I love that the system centres on the encounter of the magician with The Beloved. Holy Daimon, Divine Friend, Higher Genius, Holy Guardian Angel: the name is various but the experience one. Tiphareth is the heart of all the worlds. All the magical training – from the alchemy of the Body of Light to the invocation of divine powers – prepares and empowers the magician to seek The Beloved, the primary quest of the new Adept. I love, here, the tradition’s emphasis on divine love, stressing that vision of the cosmos alive with love shared by ancient and renaissance magi before us. But I love, also, its emphasis on freedom, the recognition that the attainment of the Angel is unique for each magician and could not be otherwise. The point of our mysteries is not to churn out magical carbon copies, but to bring each individual into their own unique fullness and flourishing. 

It follows from this that the tradition is a unity in diversity: it shares fundamental techniques, a corpus of ritual, and is centred around specific divine powers – and yet its realisation differs in emphasis for each magician. Just so, while the training ensures a broad familiarity with western magic and its practice, special concentrations call to the blossoming soul. One might feel the call to perfect the meditative subtle body work, or devotional god-form identification; another the formulae of spirit evocation or scrying the Olympic planetary powers. This diversity, managed well, is a great gift.

The Greatest Gift

Marble votive of Demeter and Persephone. 5th century BCE. Eleusis.

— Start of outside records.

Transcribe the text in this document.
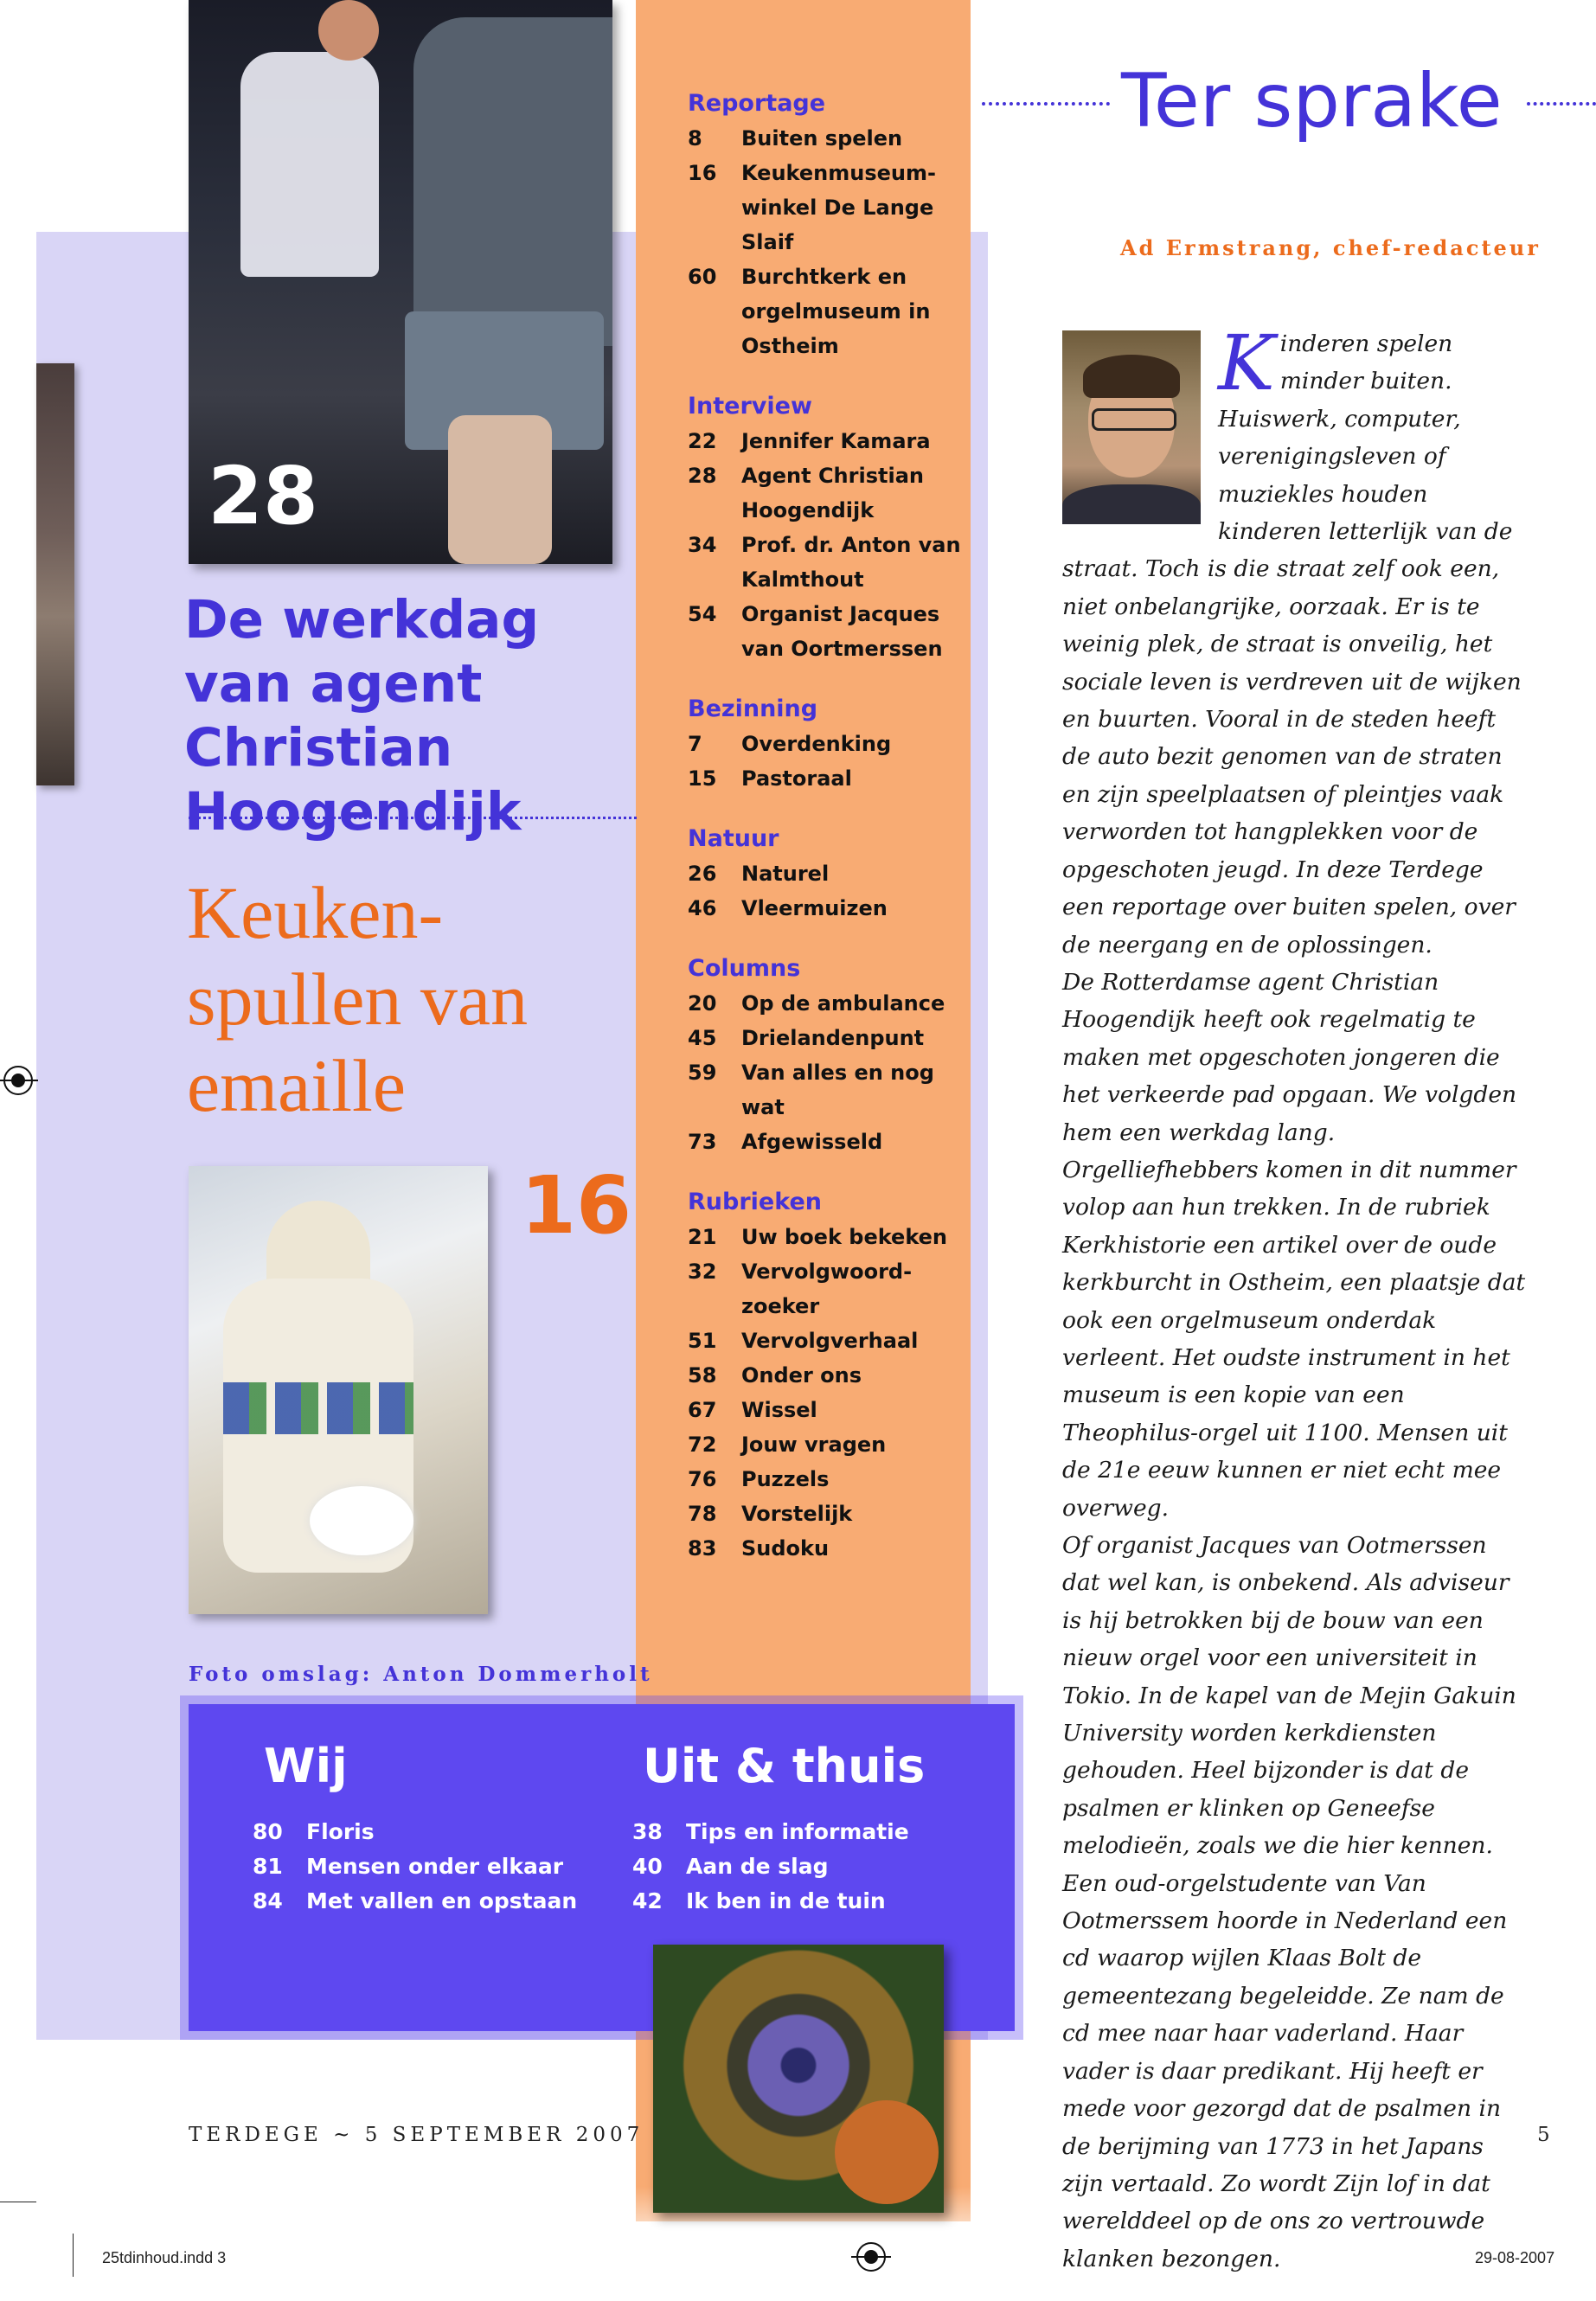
28
De werkdag van agent Christian Hoogendijk
Keuken-spullen van emaille
16
Foto omslag: Anton Dommerholt
Reportage
8	Buiten spelen
16	Keukenmuseum-winkel De Lange Slaif
60	Burchtkerk en orgelmuseum in Ostheim
Interview
22	Jennifer Kamara
28	Agent Christian Hoogendijk
34	Prof. dr. Anton van Kalmthout
54	Organist Jacques van Oortmerssen
Bezinning
7	Overdenking
15	Pastoraal
Natuur
26	Naturel
46	Vleermuizen
Columns
20	Op de ambulance
45	Drielandenpunt
59	Van alles en nog wat
73	Afgewisseld
Rubrieken
21	Uw boek bekeken
32	Vervolgwoord-zoeker
51	Vervolgverhaal
58	Onder ons
67	Wissel
72	Jouw vragen
76	Puzzels
78	Vorstelijk
83	Sudoku
Wij	Uit & thuis
80	Floris
81	Mensen onder elkaar
84	Met vallen en opstaan
38	Tips en informatie
40	Aan de slag
42	Ik ben in de tuin
Ter sprake
Ad Ermstrang, chef-redacteur

Kinderen spelen minder buiten. Huiswerk, computer, verenigingsleven of muziekles houden kinderen letterlijk van de straat. Toch is die straat zelf ook een, niet onbelangrijke, oorzaak. Er is te weinig plek, de straat is onveilig, het sociale leven is verdreven uit de wijken en buurten. Vooral in de steden heeft de auto bezit genomen van de straten en zijn speelplaatsen of pleintjes vaak verworden tot hangplekken voor de opgeschoten jeugd. In deze Terdege een reportage over buiten spelen, over de neergang en de oplossingen.

De Rotterdamse agent Christian Hoogendijk heeft ook regelmatig te maken met opgeschoten jongeren die het verkeerde pad opgaan. We volgden hem een werkdag lang.

Orgelliefhebbers komen in dit nummer volop aan hun trekken. In de rubriek Kerkhistorie een artikel over de oude kerkburcht in Ostheim, een plaatsje dat ook een orgelmuseum onderdak verleent. Het oudste instrument in het museum is een kopie van een Theophilus-orgel uit 1100. Mensen uit de 21e eeuw kunnen er niet echt mee overweg.

Of organist Jacques van Ootmerssen dat wel kan, is onbekend. Als adviseur is hij betrokken bij de bouw van een nieuw orgel voor een universiteit in Tokio. In de kapel van de Mejin Gakuin University worden kerkdiensten gehouden. Heel bijzonder is dat de psalmen er klinken op Geneefse melodieën, zoals we die hier kennen. Een oud-orgelstudente van Van Ootmerssem hoorde in Nederland een cd waarop wijlen Klaas Bolt de gemeentezang begeleidde. Ze nam de cd mee naar haar vaderland. Haar vader is daar predikant. Hij heeft er mede voor gezorgd dat de psalmen in de berijming van 1773 in het Japans zijn vertaald. Zo wordt Zijn lof in dat werelddeel op de ons zo vertrouwde klanken bezongen.

TERDEGE ~ 5 SEPTEMBER 2007	5
25tdinhoud.indd 3	29-08-2007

Scholarship on ancient mystery cults stresses, these days, that they were specialised adjuncts to mainstream religion, not straight competitors or replacements. And yet the Mysteries they revealed were central to their initiates’ sense of the world and their purpose in it. Modern mystery traditions tend to articulate somewhat more complete worldviews and ethical frameworks than their ancient predecessors, though too much contemporary work on magic still adverts to basic technical discussion. I love the tradition’s integration of Jungian insight into its account of spiritual change, and the risks such change carries – as much as its high possibilities. (This is important: rapid spiritual change, and intense magical work, always carries a risk of psychic fracture and ego inflation . The art of integration is difficult and essential.) More, I love that it avoids the ‘psychologising’ trap that plagued so much of mid-century occultism while retaining its deep wisdom.

I love, and am thankful for, the gifts that the tradition has given me: a thorough grounding in magic, practical and spiritual; skill in meditation, and the wholeness of mind which arrives with it; powerful psychic, evocatory and magical experiences which filled-out, and altered, my view of the world; a healing rediscovery of inner joy, and joy in the natural world; ecstatic and mystical experience of divine powers; the experience of the world as a great theophany. The deepest, and most profound, gift the tradition has given me is a kind of metanoia – an inward turning of the soul towards the light. That sounds simple, and yet it is so far-reaching there is no area of my life it has not affected. I relish that there are more and deeper mysteries to discover.

Above all, then: the gradual sense of the dawning inner sun, even the first rays of which work a deep, inner, alchemical transformation. This is no claim to perfection, nor even ‘advancement’, so much as a humble thanksgiving for a spiritual practice which has allowed me to become, in every sense, fully human.